Nyman won the award for Best Actress at the 5th Guldbagge Awards for her role in this film and I Am Curious (Blue).

==In popular culture==
Various television series have episodes with similar titles, such as Get Smarts series finale "I Am Curiously Yellow"; Moonlighting ("I Am Curious, Maddie"); The Simpsons ("I Am Furious (Yellow)"); That Girl ("I Am Curious Lemon"); Ed, Edd n Eddy ("I Am Curious Ed"); and The Partridge Family ("I Am Curious...Partridge").

Additionally, an issue of Superman's Girl Friend, Lois Lane, named "I Am Curious (Black)", focuses on Lois Lane, who becomes a black woman for a day to experience racism.

In Mad Men seventh season, episode 6, "The Strategy,” Don Draper references having just seen this movie in a theatre with his wife, Megan Draper.

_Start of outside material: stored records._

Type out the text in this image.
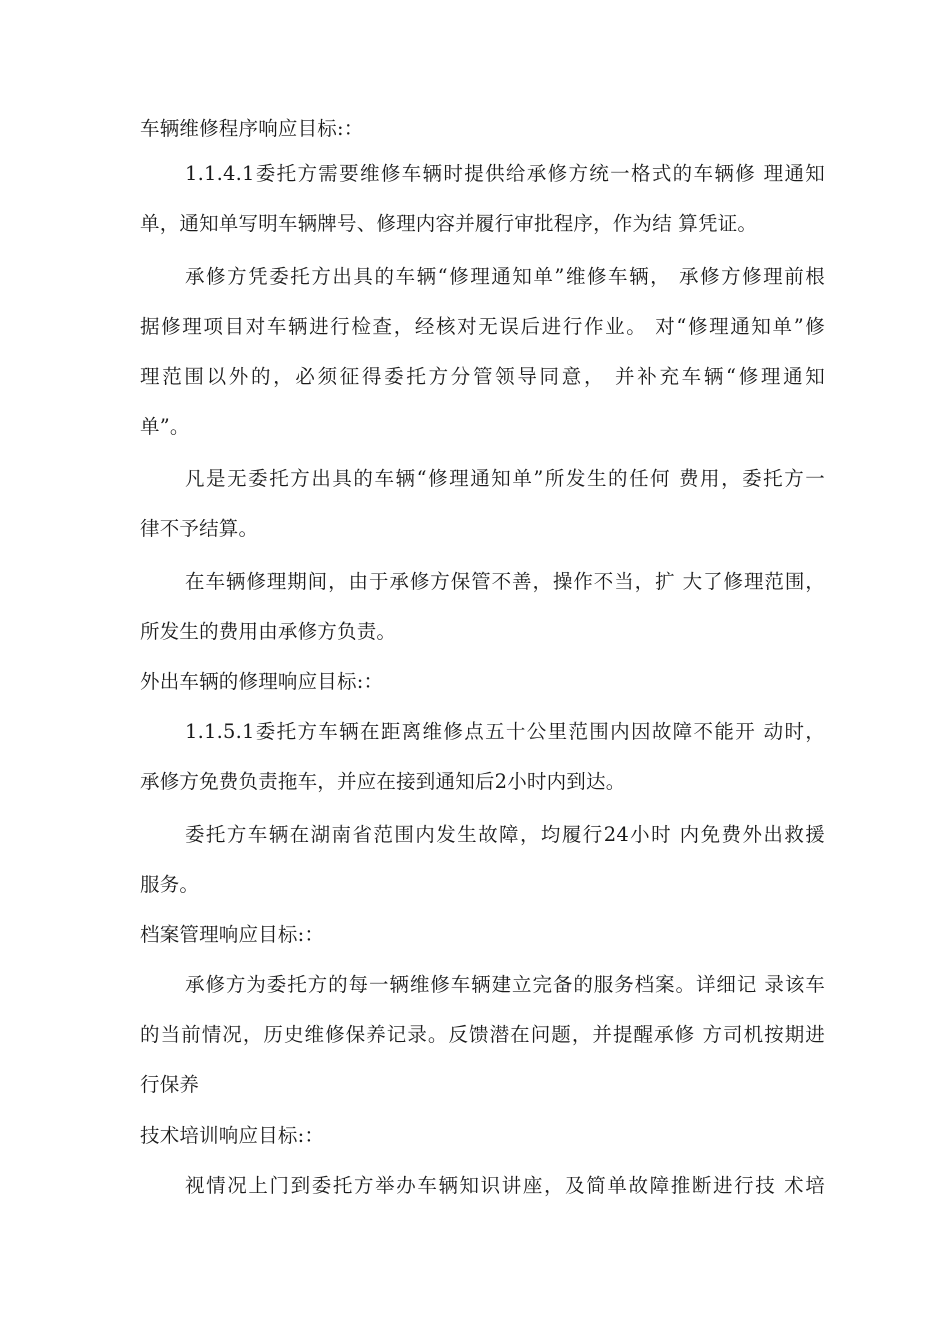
车辆维修程序响应目标:：
1.1.4.1委托方需要维修车辆时提供给承修方统一格式的车辆修 理通知
单，通知单写明车辆牌号、修理内容并履行审批程序，作为结 算凭证。
承修方凭委托方出具的车辆“修理通知单”维修车辆， 承修方修理前根
据修理项目对车辆进行检查，经核对无误后进行作业。 对“修理通知单”修
理范围以外的，必须征得委托方分管领导同意， 并补充车辆“修理通知
单”。
凡是无委托方出具的车辆“修理通知单”所发生的任何 费用，委托方一
律不予结算。
在车辆修理期间，由于承修方保管不善，操作不当，扩 大了修理范围，
所发生的费用由承修方负责。
外出车辆的修理响应目标:：
1.1.5.1委托方车辆在距离维修点五十公里范围内因故障不能开 动时，
承修方免费负责拖车，并应在接到通知后2小时内到达。
委托方车辆在湖南省范围内发生故障，均履行24小时 内免费外出救援
服务。
档案管理响应目标:：
承修方为委托方的每一辆维修车辆建立完备的服务档案。详细记 录该车
的当前情况，历史维修保养记录。反馈潜在问题，并提醒承修 方司机按期进
行保养
技术培训响应目标:：
视情况上门到委托方举办车辆知识讲座，及简单故障推断进行技 术培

Episode 285 of This American Life featured a story called "I Am Curious, Jello," which followed up on the censorship trial between Los Angeles prosecutor Michael Guarino and Dead Kennedys singer Jello Biafra two decades after the case was thrown out of court.

American car manufacturer Plymouth introduced a special order color for 1971. "Curious Yellow" is a vibrant greenish yellow, one of their "High-Impact" colors.

The eleventh studio album by the English post-punk band The Fall makes reference to the film in its title, I Am Kurious Oranj.

It made a question in Trivial Pursuit: "What Swedish sex film caused a stir in 1967?" Answer: I am Curious (Yellow).